Resultado: a campanha foi retirada de circulação e a marca precisou desculpar-se com seus clientes, teve sua imagem arranhada e ainda pode sofrer sanção penal, com base no Estatuto da Criança e do Adolescente (ECA).
Também esse caso teve repercussão no grupo. Aqui o aspecto em discussão foi: qual o grau de responsabilidade do fotógrafo que fez as fotos? Seu crédito não aparece nas imagens divulgadas, mas me pareceu válido questionar se ele agiu corretamente, ao fazer as imagens solicitadas, ou teria feito melhor ao orientar seu cliente sobre as implicações dessa campanha – supondo que tivesse consciência dessas implicações.
O colega Armando Vernaglia Jr., que sabe bem como é o processo de desenvolvimento de uma campanha publicitária e por quantas mãos uma peça passa antes de ser liberada para circulação, ficou impressionado com a incapacidade da linha de produção desse trabalho em perceber o pepino que tinha em mãos. “Achei essa campanha de uma irresponsabilidade sem tamanho”, comentou Vernaglia.
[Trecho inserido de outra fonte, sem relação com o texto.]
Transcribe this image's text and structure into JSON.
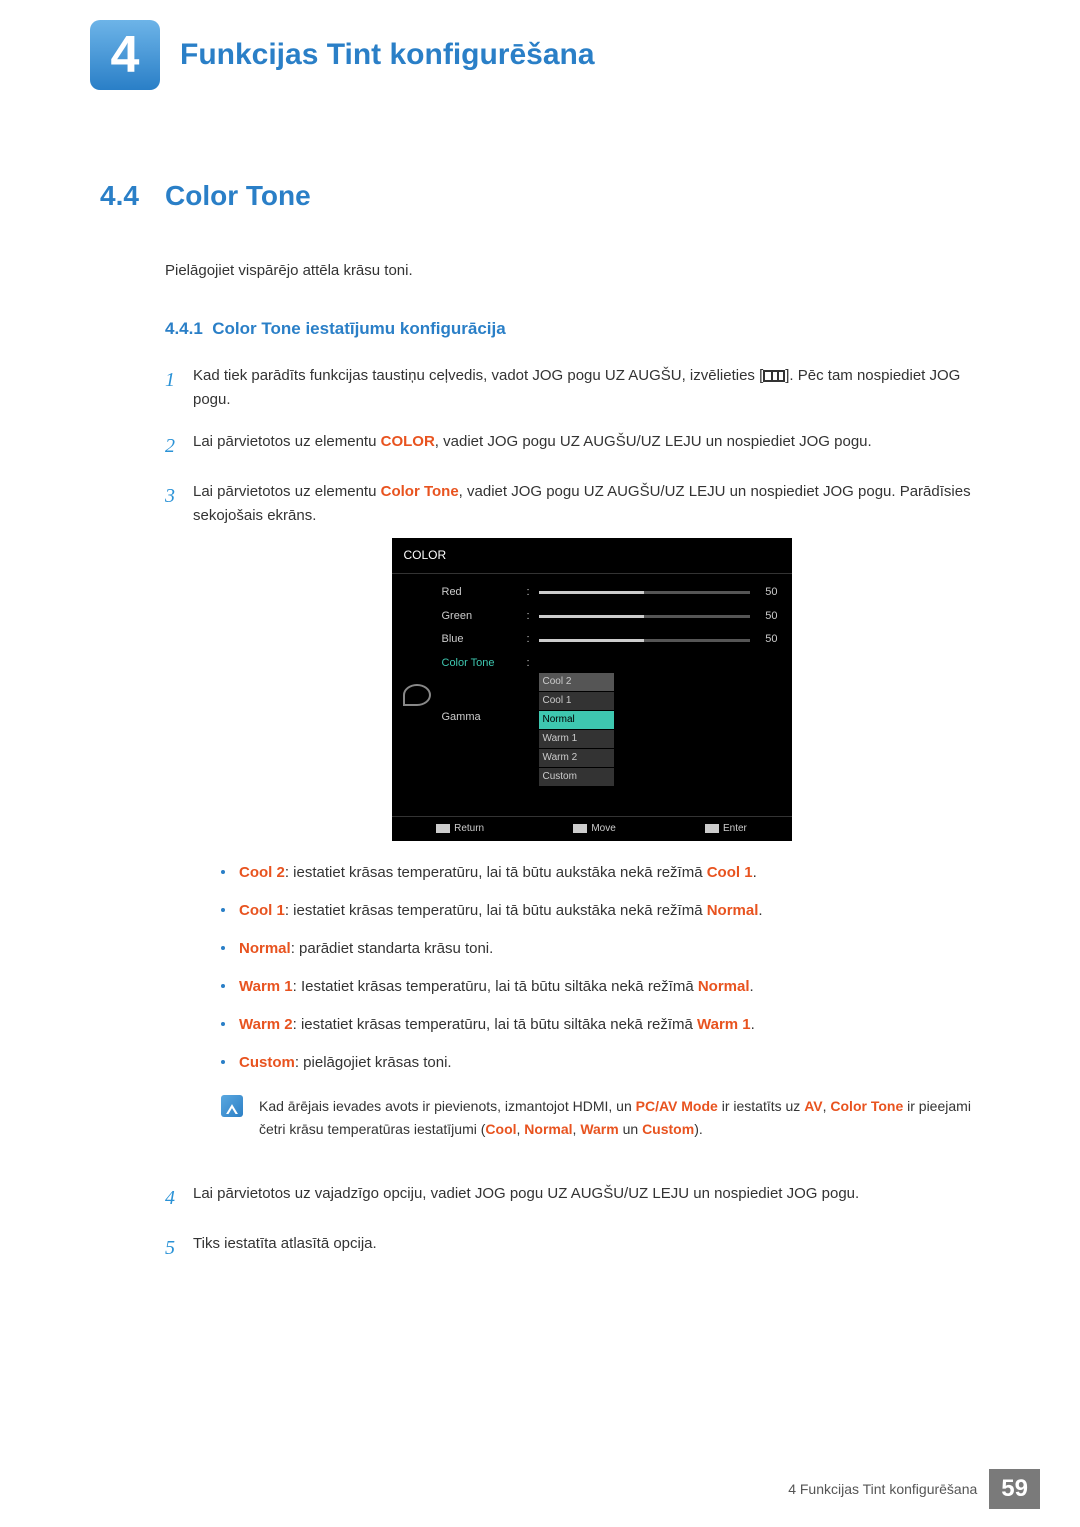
{
  "chapter": {
    "number": "4",
    "title": "Funkcijas Tint  konfigurēšana"
  },
  "section": {
    "number": "4.4",
    "title": "Color Tone",
    "intro": "Pielāgojiet vispārējo attēla krāsu toni."
  },
  "subsection": {
    "number": "4.4.1",
    "title": "Color Tone iestatījumu konfigurācija"
  },
  "steps": {
    "s1a": "Kad tiek parādīts funkcijas taustiņu ceļvedis, vadot JOG pogu UZ AUGŠU, izvēlieties [",
    "s1b": "]. Pēc tam nospiediet JOG pogu.",
    "s2a": "Lai pārvietotos uz elementu ",
    "s2_kw": "COLOR",
    "s2b": ", vadiet JOG pogu UZ AUGŠU/UZ LEJU un nospiediet JOG pogu.",
    "s3a": "Lai pārvietotos uz elementu ",
    "s3_kw": "Color Tone",
    "s3b": ", vadiet JOG pogu UZ AUGŠU/UZ LEJU un nospiediet JOG pogu. Parādīsies sekojošais ekrāns.",
    "s4": "Lai pārvietotos uz vajadzīgo opciju, vadiet JOG pogu UZ AUGŠU/UZ LEJU un nospiediet JOG pogu.",
    "s5": "Tiks iestatīta atlasītā opcija."
  },
  "osd": {
    "title": "COLOR",
    "rows": {
      "red": {
        "label": "Red",
        "value": "50"
      },
      "green": {
        "label": "Green",
        "value": "50"
      },
      "blue": {
        "label": "Blue",
        "value": "50"
      },
      "tone": {
        "label": "Color Tone"
      },
      "gamma": {
        "label": "Gamma"
      }
    },
    "options": {
      "o1": "Cool 2",
      "o2": "Cool 1",
      "o3": "Normal",
      "o4": "Warm 1",
      "o5": "Warm 2",
      "o6": "Custom"
    },
    "footer": {
      "return": "Return",
      "move": "Move",
      "enter": "Enter"
    }
  },
  "bullets": {
    "cool2": {
      "name": "Cool 2",
      "text": ": iestatiet krāsas temperatūru, lai tā būtu aukstāka nekā režīmā ",
      "ref": "Cool 1",
      "tail": "."
    },
    "cool1": {
      "name": "Cool 1",
      "text": ": iestatiet krāsas temperatūru, lai tā būtu aukstāka nekā režīmā ",
      "ref": "Normal",
      "tail": "."
    },
    "normal": {
      "name": "Normal",
      "text": ": parādiet standarta krāsu toni.",
      "ref": "",
      "tail": ""
    },
    "warm1": {
      "name": "Warm 1",
      "text": ": Iestatiet krāsas temperatūru, lai tā būtu siltāka nekā režīmā ",
      "ref": "Normal",
      "tail": "."
    },
    "warm2": {
      "name": "Warm 2",
      "text": ": iestatiet krāsas temperatūru, lai tā būtu siltāka nekā režīmā ",
      "ref": "Warm 1",
      "tail": "."
    },
    "custom": {
      "name": "Custom",
      "text": ": pielāgojiet krāsas toni.",
      "ref": "",
      "tail": ""
    }
  },
  "note": {
    "l1a": "Kad ārējais ievades avots ir pievienots, izmantojot HDMI, un ",
    "l1_kw1": "PC/AV Mode",
    "l1b": " ir iestatīts uz ",
    "l1_kw2": "AV",
    "l1c": ", ",
    "l2_kw": "Color Tone",
    "l2a": " ir pieejami četri krāsu temperatūras iestatījumi (",
    "l2_cool": "Cool",
    "sep1": ", ",
    "l2_normal": "Normal",
    "sep2": ", ",
    "l2_warm": "Warm",
    "sep3": " un ",
    "l2_custom": "Custom",
    "l2b": ")."
  },
  "footer": {
    "text": "4 Funkcijas Tint  konfigurēšana",
    "page": "59"
  }
}
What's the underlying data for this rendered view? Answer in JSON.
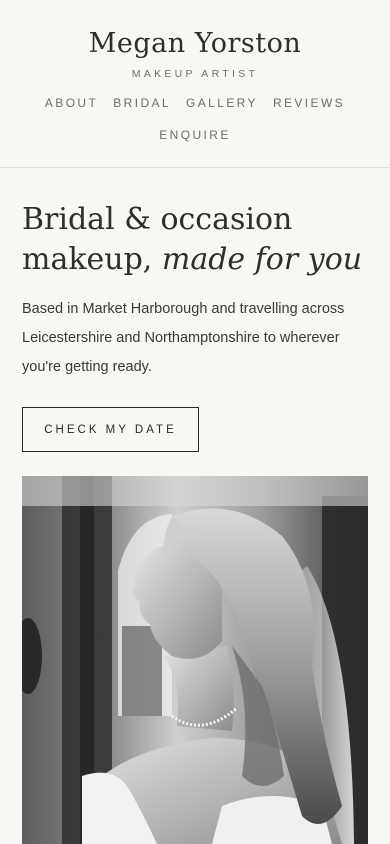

Seu comentário resumiu o tom geral da conversa, porém houve quem considerasse a questão – a exemplo da própria mãe da criança envolvida – “muito barulho por nada”. Caso de Melissa Bizarro, que argumentou: “Achei um grande exagero a associação feita entre uma criança de calcinhas e a pedofilia, pois penso que, se for olhar por esse lado, crianças não devem jamais trabalhar em qualquer tipo de propaganda”.
Oziel Reichelt, porém, creio que tocou num ponto fundamental: “O problema que vejo é a pose, muito sensual para uma criança e que foi potencializada pela maquiagem exagerada. Deixaram-na adulta”. De acordo com o Estatuto da Criança e do Adolescente (artigo 241-D), constitui crime: “Aliciar, assediar, instigar ou constranger, por qualquer meio de comunicação, criança, com o fim de com ela praticar ato libidinoso”. Considerando que a campanha tem evidente conotação sexual (ou sensual), e, portanto, a criança figura em condição constrangedora, a justiça pode julgar o caso à luz desse dispositivo legal.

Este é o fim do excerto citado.